The three-judge panel clearly sympathized with the couple, who sat quietly
behind Litz throughout the hearing and declined to talk with reporters. But
the judges preferred not to delve into constitutional issues. They spent
much of the 40-minute hearing trying to craft a simpler solution that could
be used as a precedent.
“It seems to me that everyone’s singing the same song,” said Chief Judge
John G. Baker. “We just want to make sure we’re in tune.”
Litz said he didn’t care how it was done, as long as V.G. was recognized as
the child’s mother. Barrow agreed the Constitution needn’t come into play.
Baker pondered whether adoption might be the simplest remedy, but Barrow
disagreed, saying a mother shouldn’t be required to adopt her own genetic
“We know who the parents are,” she said.
Another alternative, lawyers and judges said, would be for judges to
interpret the state paternity statute to apply to women as well as men.
The problem, said Litz, who has connected hundreds of surrogates with
would-be parents over the last 25 years, is that the law hasn’t kept up with
reproductive technology. Indiana’s paternity law was passed more than 50
years ago, when surrogate parenting didn’t exist. Even Indiana’s 1988
surrogacy law has been outpaced by changes in the practice, he said.
Litz said Indiana — like most of the 30 states with laws governing surrogacy
— passed its statute in the wake of the Baby M case, in which courts
initially forced artificially inseminated surrogate mother Mary Beth
Whitehead to give up her parental rights. The New Jersey Supreme Court later
overturned that decision.
But in the Baby M case the surrogate mother was also the child’s genetic
mother. Litz said most surrogacies now are in vitro pregnancies, in which
the birth mother isn’t the baby’s genetic mother.

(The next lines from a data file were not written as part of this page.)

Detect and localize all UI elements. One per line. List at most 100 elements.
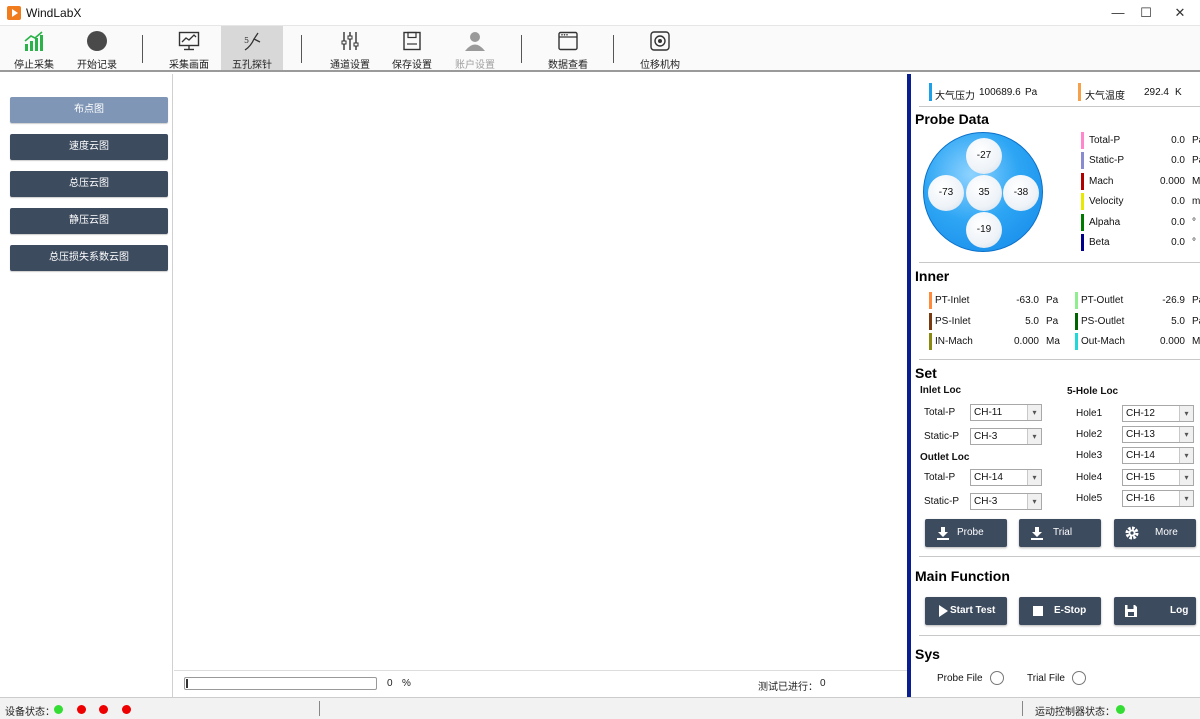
start-test-button[interactable]: Start Test [925, 597, 1007, 625]
inlet-channel-select[interactable]: CH-11 ▾ [970, 404, 1042, 421]
reading-label: Total-P [1089, 135, 1121, 146]
hole-channel-select[interactable]: CH-12 ▾ [1122, 405, 1194, 422]
trial-button[interactable]: Trial [1019, 519, 1101, 547]
inner-color-bar [929, 292, 932, 309]
probe-file-radio[interactable] [990, 671, 1004, 685]
chevron-down-icon[interactable]: ▾ [1179, 448, 1193, 464]
progress-fill [186, 679, 188, 688]
app-logo-icon [7, 6, 21, 20]
inlet-loc-title: Inlet Loc [920, 385, 962, 396]
hole-loc-title: 5-Hole Loc [1067, 386, 1119, 397]
stop-acquisition-button[interactable]: 停止采集 [6, 26, 62, 71]
outlet-channel-select[interactable]: CH-14 ▾ [970, 469, 1042, 486]
stop-icon [1033, 606, 1043, 616]
nav-static-pressure-contour[interactable]: 静压云图 [10, 208, 168, 234]
device-status-dot [54, 705, 63, 714]
nav-layout-map[interactable]: 布点图 [10, 97, 168, 123]
more-button[interactable]: More [1114, 519, 1196, 547]
reading-color-bar [1081, 172, 1084, 190]
acquisition-view-button[interactable]: 采集画面 [161, 26, 217, 71]
plot-area[interactable] [174, 74, 907, 669]
status-separator [1022, 701, 1023, 716]
download-icon [1031, 527, 1043, 540]
toolbar-label: 保存设置 [392, 60, 432, 71]
divider [919, 556, 1200, 557]
inner-label: IN-Mach [935, 336, 973, 347]
progress-percent: 0 [387, 678, 393, 689]
hole-top: -27 [966, 138, 1002, 174]
nav-loss-coefficient-contour[interactable]: 总压损失系数云图 [10, 245, 168, 271]
app-title: WindLabX [26, 6, 82, 20]
pressure-color-bar [929, 83, 932, 101]
user-icon [465, 32, 485, 51]
start-record-button[interactable]: 开始记录 [68, 26, 126, 71]
chevron-down-icon[interactable]: ▾ [1179, 427, 1193, 443]
inlet-channel-select[interactable]: CH-3 ▾ [970, 427, 1042, 445]
chevron-down-icon[interactable]: ▾ [1179, 469, 1193, 485]
nav-total-pressure-contour[interactable]: 总压云图 [10, 171, 168, 197]
outlet-channel-select[interactable]: CH-3 ▾ [970, 492, 1042, 510]
reading-value: 0.000 [1159, 175, 1185, 187]
inner-unit: Pa [1192, 315, 1200, 327]
toolbar-label: 通道设置 [330, 60, 370, 71]
hole-channel-select[interactable]: CH-14 ▾ [1122, 447, 1194, 465]
status-separator [319, 701, 320, 716]
divider [919, 262, 1200, 263]
estop-button[interactable]: E-Stop [1019, 597, 1101, 625]
chevron-down-icon[interactable]: ▾ [1027, 493, 1041, 509]
reading-color-bar [1081, 132, 1084, 149]
inner-unit: Ma [1046, 336, 1060, 347]
hole-channel-value: CH-12 [1126, 408, 1155, 419]
nav-velocity-contour[interactable]: 速度云图 [10, 134, 168, 160]
probe-button[interactable]: Probe [925, 519, 1007, 547]
atm-temp-label: 大气温度 [1085, 91, 1125, 102]
displacement-mechanism-button[interactable]: 位移机构 [632, 26, 688, 71]
close-button[interactable]: ✕ [1160, 0, 1200, 26]
hole-channel-select[interactable]: CH-15 ▾ [1122, 468, 1194, 486]
reading-unit: Ma [1192, 175, 1200, 187]
hole-center: 35 [966, 175, 1002, 211]
reading-value: 0.0 [1171, 135, 1185, 146]
trial-file-radio[interactable] [1072, 671, 1086, 685]
set-title: Set [915, 365, 937, 381]
toolbar-label: 数据查看 [548, 60, 588, 71]
reading-label: Alpaha [1089, 216, 1121, 228]
device-status-label: 设备状态： [5, 707, 55, 718]
reading-label: Mach [1089, 175, 1114, 187]
five-hole-probe-button[interactable]: 5 五孔探针 [221, 26, 283, 71]
motion-status-indicator [1116, 705, 1125, 714]
account-settings-button[interactable]: 账户设置 [446, 26, 504, 71]
reading-unit: ° [1192, 237, 1196, 248]
data-view-button[interactable]: 数据查看 [540, 26, 596, 71]
toolbar-label: 采集画面 [169, 60, 209, 71]
record-dot-icon [87, 31, 107, 51]
save-settings-button[interactable]: 保存设置 [384, 26, 440, 71]
chevron-down-icon[interactable]: ▾ [1179, 406, 1193, 421]
log-button[interactable]: Log [1114, 597, 1196, 625]
chevron-down-icon[interactable]: ▾ [1027, 428, 1041, 444]
reading-color-bar [1081, 152, 1084, 170]
temperature-color-bar [1078, 83, 1081, 101]
reading-label: Static-P [1089, 155, 1125, 167]
toolbar-separator [142, 35, 143, 63]
inner-color-bar [1075, 312, 1078, 330]
probe-hole-diagram: -27 -73 35 -38 -19 [923, 132, 1043, 252]
inner-value: -63.0 [1016, 295, 1039, 306]
atm-temp-value: 292.4 [1143, 87, 1169, 98]
inner-unit: Pa [1192, 295, 1200, 306]
outlet-loc-title: Outlet Loc [920, 452, 970, 463]
hole-channel-label: Hole5 [1076, 492, 1103, 504]
chevron-down-icon[interactable]: ▾ [1027, 405, 1041, 420]
inner-value: 5.0 [1171, 315, 1185, 327]
chevron-down-icon[interactable]: ▾ [1027, 470, 1041, 485]
hole-channel-select[interactable]: CH-13 ▾ [1122, 426, 1194, 444]
hole-channel-select[interactable]: CH-16 ▾ [1122, 489, 1194, 507]
reading-color-bar [1081, 193, 1084, 211]
probe-button-label: Probe [957, 527, 984, 538]
outlet-channel-value: CH-3 [974, 495, 998, 507]
channel-settings-button[interactable]: 通道设置 [322, 26, 378, 71]
window-icon [558, 31, 578, 51]
inner-unit: Pa [1046, 295, 1059, 306]
trial-button-label: Trial [1053, 527, 1073, 538]
chevron-down-icon[interactable]: ▾ [1179, 490, 1193, 506]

There are no federal guidelines for surrogacy, and state laws are “really
all over the place,” Litz said. An online search for state surrogacy laws
yielded contradictory information.
In Indiana, surrogacy isn’t illegal but the contracts are unenforceable and
surrogates cannot be required to give up a child, he said. The state’s
surrogacy law doesn’t address cases in which the surrogate mother is not the
child’s genetic mother.
Barrow and Litz both said it might eventually be up to the Indiana General
Assembly to untangle the legal issues.
“There is no question that surrogacy is popular and gaining popularity each
year,” said Litz, who estimated that as many as 5,000 to 10,000 children
have been born to surrogates in the United States.
The judges gave no indication when they might issue a ruling. If they rule
in the parents’ favor, the court would issue an order directing the Porter
circuit judge to recognize V.G. as the child’s legal mother, Litz said.